Here is an excellent interview with LOOTZ from crypto core radio, where we get into mining in more detail and how it relates to the Raptoreum project and our solutions to some of the problems with the evolution described above.

 

POS or proof of stake has not come as far in terms of evolution as POW and is still vulnerable to multiple exploits. The first propelry successful implementation was PeerCoin where every other block on the chain is handled by proof of stake as opposed to proof of work. The next evolution came along in the BLK and POT coins that completely discarded POW in favour of people having to buy a stake and use it to gain more. Dpos is a somewhat different animal fathered by one of the biggest scammers but most brilliant coders in crypto history, Dan Larimer.

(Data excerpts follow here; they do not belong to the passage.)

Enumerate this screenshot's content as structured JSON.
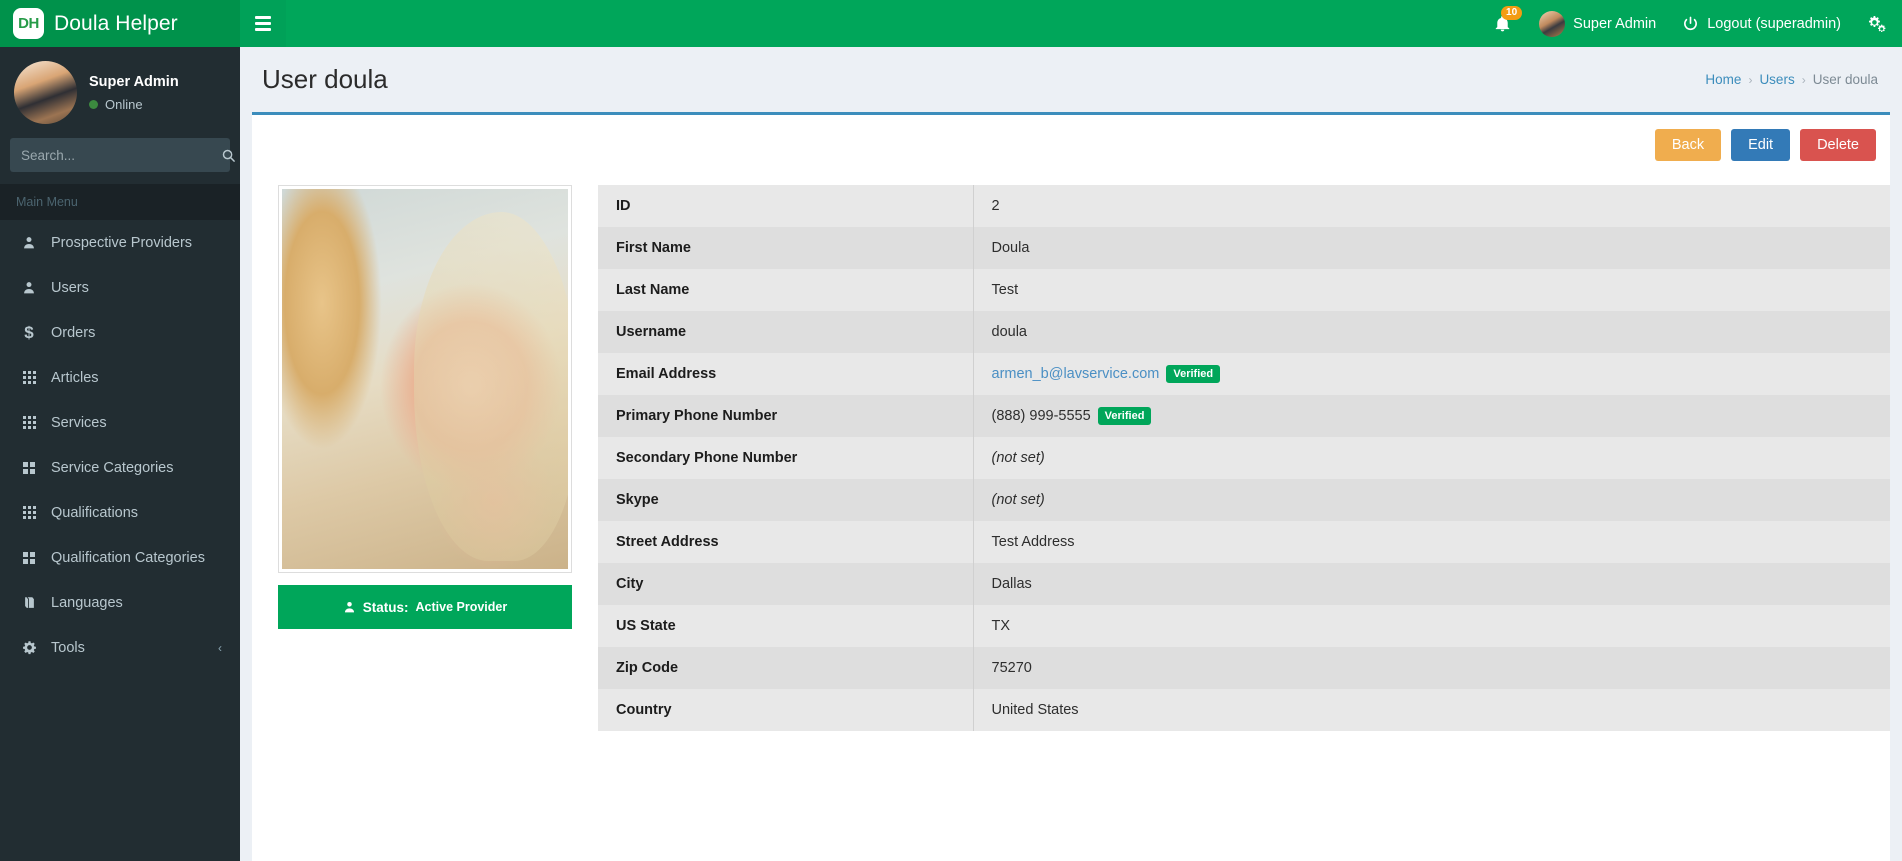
{
  "brand": {
    "logo_initials": "DH",
    "name": "Doula Helper"
  },
  "topbar": {
    "hamburger_icon": "hamburger-icon",
    "notifications": {
      "icon": "bell-icon",
      "count": "10"
    },
    "user": {
      "name": "Super Admin",
      "avatar_icon": "avatar"
    },
    "logout": {
      "icon": "power-icon",
      "label": "Logout (superadmin)"
    },
    "settings_icon": "gears-icon"
  },
  "sidebar": {
    "user_panel": {
      "name": "Super Admin",
      "status": "Online"
    },
    "search": {
      "placeholder": "Search...",
      "value": "",
      "icon": "search-icon"
    },
    "menu_header": "Main Menu",
    "items": [
      {
        "label": "Prospective Providers",
        "icon": "user-icon"
      },
      {
        "label": "Users",
        "icon": "user-icon"
      },
      {
        "label": "Orders",
        "icon": "dollar-icon"
      },
      {
        "label": "Articles",
        "icon": "grid-3x3-icon"
      },
      {
        "label": "Services",
        "icon": "grid-3x3-icon"
      },
      {
        "label": "Service Categories",
        "icon": "grid-2x2-icon"
      },
      {
        "label": "Qualifications",
        "icon": "grid-3x3-icon"
      },
      {
        "label": "Qualification Categories",
        "icon": "grid-2x2-icon"
      },
      {
        "label": "Languages",
        "icon": "book-icon"
      },
      {
        "label": "Tools",
        "icon": "gear-icon",
        "chevron": "‹"
      }
    ]
  },
  "page": {
    "title": "User doula",
    "breadcrumb": [
      {
        "label": "Home",
        "active": false
      },
      {
        "label": "Users",
        "active": false
      },
      {
        "label": "User doula",
        "active": true
      }
    ],
    "separator": "›"
  },
  "actions": {
    "back": "Back",
    "edit": "Edit",
    "delete": "Delete"
  },
  "profile": {
    "photo_alt": "user-photo",
    "status_label": "Status:",
    "status_value": "Active Provider",
    "status_icon": "user-icon"
  },
  "details": {
    "rows": [
      {
        "label": "ID",
        "value": "2",
        "type": "text"
      },
      {
        "label": "First Name",
        "value": "Doula",
        "type": "text"
      },
      {
        "label": "Last Name",
        "value": "Test",
        "type": "text"
      },
      {
        "label": "Username",
        "value": "doula",
        "type": "text"
      },
      {
        "label": "Email Address",
        "value": "armen_b@lavservice.com",
        "type": "link",
        "badge": "Verified"
      },
      {
        "label": "Primary Phone Number",
        "value": "(888) 999-5555",
        "type": "text",
        "badge": "Verified"
      },
      {
        "label": "Secondary Phone Number",
        "value": "(not set)",
        "type": "notset"
      },
      {
        "label": "Skype",
        "value": "(not set)",
        "type": "notset"
      },
      {
        "label": "Street Address",
        "value": "Test Address",
        "type": "text"
      },
      {
        "label": "City",
        "value": "Dallas",
        "type": "text"
      },
      {
        "label": "US State",
        "value": "TX",
        "type": "text"
      },
      {
        "label": "Zip Code",
        "value": "75270",
        "type": "text"
      },
      {
        "label": "Country",
        "value": "United States",
        "type": "text"
      }
    ]
  },
  "colors": {
    "brand_green": "#00a65a",
    "logo_green": "#00924b",
    "sidebar_dark": "#222d32",
    "accent_blue": "#3c8dbc",
    "warning": "#f0ad4e",
    "danger": "#d9534f",
    "badge_orange": "#f39c12"
  }
}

Here the D stands for delegated and essentially means that different types of nodes perform different types of functions on different versions of the Graphene network, some nodes act as witnesses to trades and record that etc.

One of the main drawbacks of POS is that the verification method is essentially similar to POW meaning that if you add in a few lines of extra code, you can suddenly “mine” a pos coin using an ASIC or GPUs to speed up the calculation rate. If you look at the POS difficulty of most POS networks, you will see if is well above what ought to be possible with just CPUs/RaspberryPIs etc performing calculations on it. This is even the case for most of the larger POS networks in case some of you are wondering how 10 coins get stakes daily as opposed to your 1k+ in your staking wallet.